Conclusion de l’avis du CNPN

Au regard des forts enjeux écologiques associés aux habitats naturels et aux nombreuses espèces protégées présentes et impactées par ce projet, plusieurs lacunes significatives sont relevées en termes d’évaluation des impacts sur la biodiversité ainsi que des insuffisances dans les mesures proposées afin de réduire les incidences. Le dossier de dérogation conduit à une sous-estimation des incidences et conclut rapidement à une absence d’atteinte à l’état de conservation des 31 espèces identifiées avec seulement deux espèces concernées par des mesures compensatoires (Plongeon catmarin et Pipistrelle de Nathusius). De nombreuses espèces sont tout simplement omises. La proposition minimaliste de compensation pour deux espèces demeure inexplicable. Il aurait a minima fallu proposer davantage de mesures de réduction concernant le bruit, et proposer la mise en place de bridage.
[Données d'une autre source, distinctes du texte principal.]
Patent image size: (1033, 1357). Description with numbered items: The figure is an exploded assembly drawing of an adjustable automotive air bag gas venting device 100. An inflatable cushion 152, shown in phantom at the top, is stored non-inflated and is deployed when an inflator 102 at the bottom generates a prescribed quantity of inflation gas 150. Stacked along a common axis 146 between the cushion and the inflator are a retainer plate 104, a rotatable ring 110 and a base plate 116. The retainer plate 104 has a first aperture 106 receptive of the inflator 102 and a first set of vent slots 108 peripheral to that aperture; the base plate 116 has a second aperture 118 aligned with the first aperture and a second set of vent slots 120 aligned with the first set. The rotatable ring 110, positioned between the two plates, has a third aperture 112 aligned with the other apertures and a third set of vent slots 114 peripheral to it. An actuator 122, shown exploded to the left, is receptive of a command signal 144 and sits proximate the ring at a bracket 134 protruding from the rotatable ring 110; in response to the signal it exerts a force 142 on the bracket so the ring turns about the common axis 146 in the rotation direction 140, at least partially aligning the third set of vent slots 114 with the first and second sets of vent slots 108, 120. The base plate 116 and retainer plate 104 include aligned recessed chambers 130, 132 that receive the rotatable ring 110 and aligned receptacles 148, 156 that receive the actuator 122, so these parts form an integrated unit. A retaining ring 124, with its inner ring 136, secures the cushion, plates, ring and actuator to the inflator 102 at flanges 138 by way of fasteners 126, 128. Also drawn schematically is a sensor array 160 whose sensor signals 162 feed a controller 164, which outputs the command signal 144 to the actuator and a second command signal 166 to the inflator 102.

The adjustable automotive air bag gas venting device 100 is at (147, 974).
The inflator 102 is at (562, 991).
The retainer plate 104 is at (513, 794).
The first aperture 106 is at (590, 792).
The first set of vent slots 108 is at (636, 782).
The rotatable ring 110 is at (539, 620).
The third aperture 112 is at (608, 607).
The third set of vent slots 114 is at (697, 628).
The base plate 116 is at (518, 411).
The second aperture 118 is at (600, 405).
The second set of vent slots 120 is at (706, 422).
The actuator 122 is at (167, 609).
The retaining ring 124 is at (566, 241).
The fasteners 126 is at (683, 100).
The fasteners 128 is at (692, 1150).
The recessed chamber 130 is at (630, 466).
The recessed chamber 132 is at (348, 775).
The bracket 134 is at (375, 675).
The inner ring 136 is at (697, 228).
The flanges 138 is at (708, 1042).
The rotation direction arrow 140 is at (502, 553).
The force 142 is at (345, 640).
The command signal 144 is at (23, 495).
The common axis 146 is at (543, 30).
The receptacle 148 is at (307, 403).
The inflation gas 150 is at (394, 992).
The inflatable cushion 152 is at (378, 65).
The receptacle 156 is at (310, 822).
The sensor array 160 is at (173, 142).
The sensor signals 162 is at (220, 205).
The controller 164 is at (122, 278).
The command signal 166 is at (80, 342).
Cette sous-évaluation des impacts du projet est problématique et résulte tant des lacunes liées aux méthodologies d’acquisition de données que d’une minimisation des impacts bruts et résiduels. Le CNPN considère que ce projet, situé sur des sites Natura 2000, dans un couloir migratoire d’importance internationale, ne peut avoir lieu sans nuire au maintien en bon état des populations des espèces protégées concernées, notamment du fait des effets cumulés avec les autres parcs.

De plus, une autre condition d’octroi de la dérogation n’est pas remplie : la recherche de solutions alternatives satisfaisantes de moindre impact. Dans ce contexte, le CNPN ne peut qu’émettre un avis défavorable à cette demande de dérogation, et précise qu’une dérogation ne saurait être accordée dans le cadre législatif en vigueur et découlant des directives européennes pour ce projet.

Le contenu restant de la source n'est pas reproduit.